Villa 5 of Pearl Farm in Davao: Fashionably indigenous address | Lifestyle.INQ

OCTOBER 27, 2022

BALANCED symmetry is achieved by the two oversized abaca rope lounge chairs and a pair of butaka with bakbak-woven chairs by Milo Naval. Brias’ t’nalak ottoman and cushions complement and contrast Naval’s work.
BALANCED symmetry is achieved by the two oversized abaca rope lounge chairs and a pair of butaka with bakbak-woven chairs by Milo Naval. Brias’ t’nalak ottoman and cushions complement and contrast Naval’s work.
WEATHERED by time, the wooden staircase was replaced by textured concrete. Instead of even treads, steps graduate in size, getting narrower to the top.

Two decades ago, Pearl Farm Resort in Davao made it to Architectural Digest which noted its modern Filipino aesthetics.


Architect Francisco Mañosa had built a cluster of modern villas above the sea, much like the house on stilts of the Badjaos and the Samals. The villas were assigned to the children of Don Antonio Floirendo, founder of the agricultural company Tagum Agricultural Development Co. (Tadeco) and the resort. The villas reflected the personalities of their inhabitants.


Maria Cristina “Maricris” Floirendo-Brias, creative director of Tadeco Livelihood and Training Center, has since been working with the tribes in her father’s plantation to create world-class home products using t’nalak and other organic materials.

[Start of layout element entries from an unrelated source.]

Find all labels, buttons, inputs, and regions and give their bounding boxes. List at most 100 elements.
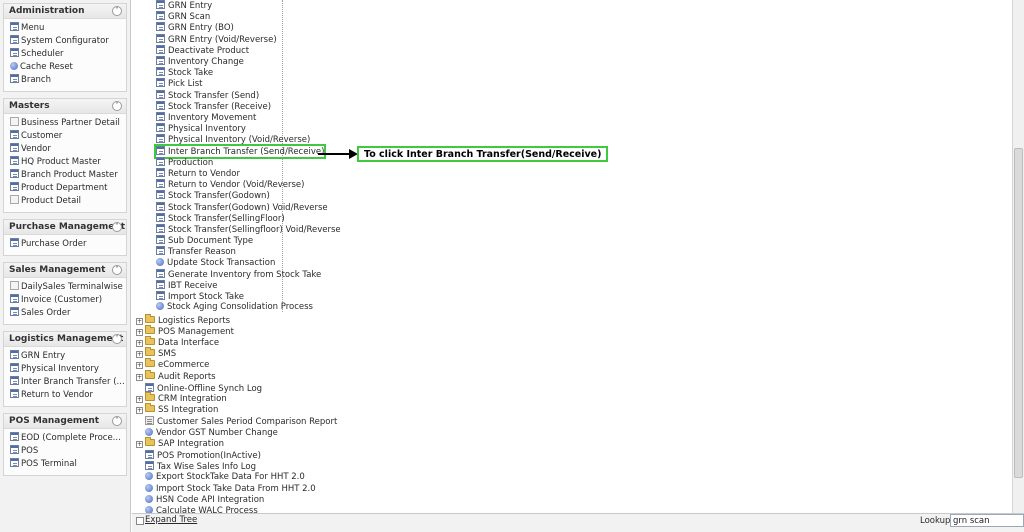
- sidebar-item-eod-complete-proce[interactable]: EOD (Complete Proce...: [10, 432, 126, 445]
- sidebar-item-cache-reset[interactable]: Cache Reset: [10, 61, 126, 74]
- sidebar-item-inter-branch-transfer[interactable]: Inter Branch Transfer (...: [10, 376, 126, 389]
- scrollbar-thumb[interactable]: [1014, 148, 1023, 478]
- tree-node-calculate-walc-process[interactable]: Calculate WALC Process: [136, 506, 258, 513]
- sidebar-item-physical-inventory[interactable]: Physical Inventory: [10, 363, 126, 376]
- tree-item-grn-entry-void-reverse[interactable]: GRN Entry (Void/Reverse): [156, 33, 277, 45]
- tree-item-ibt-receive[interactable]: IBT Receive: [156, 280, 218, 291]
- tree-item-stock-transfer-godown-void-reverse[interactable]: Stock Transfer(Godown) Void/Reverse: [156, 201, 328, 213]
- tree-item-label: GRN Entry (BO): [168, 23, 234, 34]
- sidebar-item-vendor[interactable]: Vendor: [10, 143, 126, 156]
- expand-node-icon[interactable]: +: [136, 317, 143, 325]
- tree-node-customer-sales-period-comparison-report[interactable]: Customer Sales Period Comparison Report: [136, 416, 337, 427]
- tree-node-audit-reports[interactable]: + Audit Reports: [136, 369, 216, 383]
- sidebar-item-dailysales-terminalwise[interactable]: DailySales Terminalwise: [10, 281, 126, 294]
- tree-item-update-stock-transaction[interactable]: Update Stock Transaction: [156, 257, 275, 269]
- collapse-icon[interactable]: ˄: [112, 222, 122, 232]
- window-icon: [145, 450, 154, 459]
- sidebar-item-branch-product-master[interactable]: Branch Product Master: [10, 169, 126, 182]
- sidebar-item-pos-terminal[interactable]: POS Terminal: [10, 458, 126, 471]
- sidebar-item-invoice-customer[interactable]: Invoice (Customer): [10, 294, 126, 307]
- sidebar-item-grn-entry[interactable]: GRN Entry: [10, 350, 126, 363]
- sidebar-item-sales-order[interactable]: Sales Order: [10, 307, 126, 320]
- tree-node-label: Customer Sales Period Comparison Report: [157, 417, 338, 428]
- folder-icon: [145, 347, 155, 357]
- sidebar-item-product-detail[interactable]: Product Detail: [10, 195, 126, 208]
- tree-item-stock-transfer-sellingfloor[interactable]: Stock Transfer(SellingFloor): [156, 212, 285, 224]
- tree-item-return-to-vendor-void-reverse[interactable]: Return to Vendor (Void/Reverse): [156, 179, 304, 190]
- expand-node-icon[interactable]: +: [136, 351, 143, 359]
- tree-node-pos-promotion-inactive[interactable]: POS Promotion(InActive): [136, 450, 261, 461]
- tree-node-import-stock-take-data-from-hht-2-0[interactable]: Import Stock Take Data From HHT 2.0: [136, 483, 316, 495]
- sidebar-item-branch[interactable]: Branch: [10, 74, 126, 87]
- tree-item-deactivate-product[interactable]: Deactivate Product: [156, 44, 249, 56]
- tree-item-grn-entry[interactable]: GRN Entry: [156, 0, 212, 11]
- tree-item-inventory-change[interactable]: Inventory Change: [156, 56, 244, 67]
- expand-tree-label[interactable]: Expand Tree: [145, 515, 197, 525]
- expand-node-icon[interactable]: +: [136, 407, 143, 415]
- sidebar-item-customer[interactable]: Customer: [10, 130, 126, 143]
- tree-node-export-stocktake-data-for-hht-2-0[interactable]: Export StockTake Data For HHT 2.0: [136, 472, 305, 483]
- panel-header[interactable]: Administration ˄: [4, 4, 126, 19]
- tree-node-sap-integration[interactable]: + SAP Integration: [136, 436, 225, 450]
- tree-node-label: SAP Integration: [158, 438, 225, 449]
- tree-item-stock-aging-consolidation-process[interactable]: Stock Aging Consolidation Process: [156, 302, 313, 313]
- sidebar-item-menu[interactable]: Menu: [10, 22, 126, 35]
- expand-tree-checkbox[interactable]: [136, 517, 144, 525]
- sidebar-item-purchase-order[interactable]: Purchase Order: [10, 238, 126, 251]
- tree-item-sub-document-type[interactable]: Sub Document Type: [156, 235, 253, 246]
- collapse-icon[interactable]: ˄: [112, 6, 122, 16]
- tree-node-ss-integration[interactable]: + SS Integration: [136, 403, 218, 416]
- collapse-icon[interactable]: ˄: [112, 101, 122, 111]
- collapse-icon[interactable]: ˄: [112, 334, 122, 344]
- sidebar-item-business-partner-detail[interactable]: Business Partner Detail: [10, 117, 126, 130]
- tree-item-stock-transfer-receive[interactable]: Stock Transfer (Receive): [156, 100, 271, 112]
- tree-item-stock-transfer-send[interactable]: Stock Transfer (Send): [156, 89, 259, 101]
- folder-icon: [145, 336, 155, 345]
- panel-header[interactable]: Masters ˄: [4, 99, 126, 114]
- expand-node-icon[interactable]: +: [136, 440, 143, 448]
- tree-item-inter-branch-transfer-send-receive[interactable]: Inter Branch Transfer (Send/Receive): [153, 143, 327, 159]
- expand-node-icon[interactable]: +: [136, 373, 143, 381]
- sidebar-item-pos[interactable]: POS: [10, 445, 126, 458]
- tree-item-stock-take[interactable]: Stock Take: [156, 67, 213, 78]
- tree-item-grn-entry-bo[interactable]: GRN Entry (BO): [156, 22, 234, 33]
- sidebar-item-return-to-vendor[interactable]: Return to Vendor: [10, 389, 126, 402]
- tree-item-label: Transfer Reason: [168, 247, 236, 258]
- tree-item-physical-inventory-void-reverse[interactable]: Physical Inventory (Void/Reverse): [156, 134, 310, 145]
- tree-node-sms[interactable]: + SMS: [136, 347, 176, 360]
- sidebar-item-hq-product-master[interactable]: HQ Product Master: [10, 156, 126, 169]
- sidebar-item-system-configurator[interactable]: System Configurator: [10, 35, 126, 48]
- expand-node-icon[interactable]: +: [136, 362, 143, 370]
- sidebar-item-product-department[interactable]: Product Department: [10, 182, 126, 195]
- panel-header[interactable]: Logistics Management ˄: [4, 332, 126, 347]
- tree-item-generate-inventory-from-stock-take[interactable]: Generate Inventory from Stock Take: [156, 268, 321, 280]
- tree-node-vendor-gst-number-change[interactable]: Vendor GST Number Change: [136, 427, 278, 439]
- tree-item-import-stock-take[interactable]: Import Stock Take: [156, 291, 244, 302]
- panel-header[interactable]: POS Management ˄: [4, 414, 126, 429]
- lookup-input[interactable]: [950, 514, 1024, 527]
- tree-item-physical-inventory[interactable]: Physical Inventory: [156, 123, 246, 134]
- tree-item-transfer-reason[interactable]: Transfer Reason: [156, 246, 236, 257]
- panel-header[interactable]: Purchase Management ˄: [4, 220, 126, 235]
- sidebar-item-scheduler[interactable]: Scheduler: [10, 48, 126, 61]
- tree-node-hsn-code-api-integration[interactable]: HSN Code API Integration: [136, 494, 264, 506]
- tree-item-return-to-vendor[interactable]: Return to Vendor: [156, 168, 240, 179]
- panel-header[interactable]: Sales Management ˄: [4, 263, 126, 278]
- tree-node-online-offline-synch-log[interactable]: Online-Offline Synch Log: [136, 382, 262, 394]
- window-icon: [156, 33, 165, 43]
- collapse-icon[interactable]: ˄: [112, 416, 122, 426]
- vertical-scrollbar[interactable]: [1012, 0, 1024, 513]
- expand-node-icon[interactable]: +: [136, 328, 143, 336]
- collapse-icon[interactable]: ˄: [112, 265, 122, 275]
- expand-node-icon[interactable]: +: [136, 340, 143, 347]
- tree-item-stock-transfer-sellingfloor-void-reverse[interactable]: Stock Transfer(Sellingfloor) Void/Revers…: [156, 224, 341, 235]
- tree-item-grn-scan[interactable]: GRN Scan: [156, 11, 210, 22]
- tree-node-tax-wise-sales-info-log[interactable]: Tax Wise Sales Info Log: [136, 461, 256, 472]
- sidebar-item-label: DailySales Terminalwise: [21, 282, 123, 292]
- tree-item-pick-list[interactable]: Pick List: [156, 78, 202, 89]
- tree-item-production[interactable]: Production: [156, 156, 213, 168]
- tree-item-stock-transfer-godown[interactable]: Stock Transfer(Godown): [156, 190, 270, 201]
- sidebar-item-label: Branch: [21, 75, 51, 85]
- tree-item-inventory-movement[interactable]: Inventory Movement: [156, 112, 256, 123]
- expand-node-icon[interactable]: +: [136, 396, 143, 403]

“I started with cushions with T’boli patterns, frog patterns, coco beads and t’nalak,” said Brias.


Tadeco as a brand has become synonymous with t’nalak, the woven abaca fiber that is infused with natural dyes, made by the T’boli tribes.


Eventually, Brias’ pillows would be found in the country’s most stylish homes and in trade fairs here and abroad.


During the holidays, she would invite colleagues from the design world, such as Tes Pasola and Tony Gonzales, to Pearl Farm. In Brias’ personal Villa 6, she would ask Pasola’s and Gonzales’ advice on how to spruce it up.


THE FOUR-POSTER beds are equipped with pullouts beds, designed by Milo Naval. The covering of the beds and the pillows are from Tadeco.

When Brias’ uncle moved out of Villa 5, it was placed under Brias’ care.


“Villa 5 is usually rented out to other guests. It needed to have personality,” recalled Pasola.


During the refurbishment, the designers were given instructions—foremost was to leave the shell and the exterior lamps as they were, since Mañosa’s design had become a signature of the resort.


However, the wooden stairs were deteriorating due to overexposure to the elements and had become unsafe to tread on. Pasola and Gonzales suggested to replace it with textured concrete.


Strong affinity


OKIR cutwork and Maranao brassware give a sense of place. Exposed rafters exude a rough decorative quality. T’nalak floor lamp and ottoman are from Brias’ Tadeco.

Although the Floirendos were not born in Mindanao, they’ve had a strong affinity with the region. This is evident in the interiors of their home which would include some Muslim artifacts or fabrics as decorative elements.


“Playtime lang. Tony (Gonzales) said, ‘Let’s do okir,’” recalled Pasola. Okir motifs are plant forms in Mindanao art. As a graphic designer, Gonzales stylized the patterns which were cut out from wood.


“When you see it up on the walls, the okir looks grand,” said Pasola.


The rest of the décor was the work of Pasola and Brias. Texture plays a vital role in sparking flair without having to depend too much on furniture.


“The inspiration was easy. From Maricris’ t’nalak pillows, we scaled it up,” said Pasola.


The woven patterns found in the pillows became wall panels. These t’nalak panels added depth and drama in the monochromatic interiors. T’nalak is also used in the frames, bathroom counters, ottomans, benches and throw pillows.


TEXTURE breaks up the monotony of monochromatic interiors and adds personality, too.

“We didn’t want to put too much furniture because the first thing you want to do is to slouch,” said Pasola.


The place is also furnished with Milo Naval’s seaters and four-poster beds. “He’s one of the better designers for oversized furniture,” said Pasola. “The rest of the decor is throw pillows.”


The windows are dressed in Roman shades made of banana fibers. “They come from the farm in Tadeco in Tagum,” said Brias. “It’s difficult to weave them. When you strip the stalk, 75 percent is water while only a quarter of it is fiber. You have to strip so much to get a substantial amount for the abaca. Having a banana plantation makes it feasible. For weaving, you need the long fibers.”


“For the locals, banana fiber may seem ordinary, but for us it’s like, ‘Wow! It came from the earth,’” exclaimed Pasola.


For her part, Pasola created an artwork—a paper collage with a wave pattern which is displayed at Villa 5. She also designed bamboo racks with nodes for guests to hang their robes and towels. “It’s sustainable. If it breaks, you can replace it,” she said.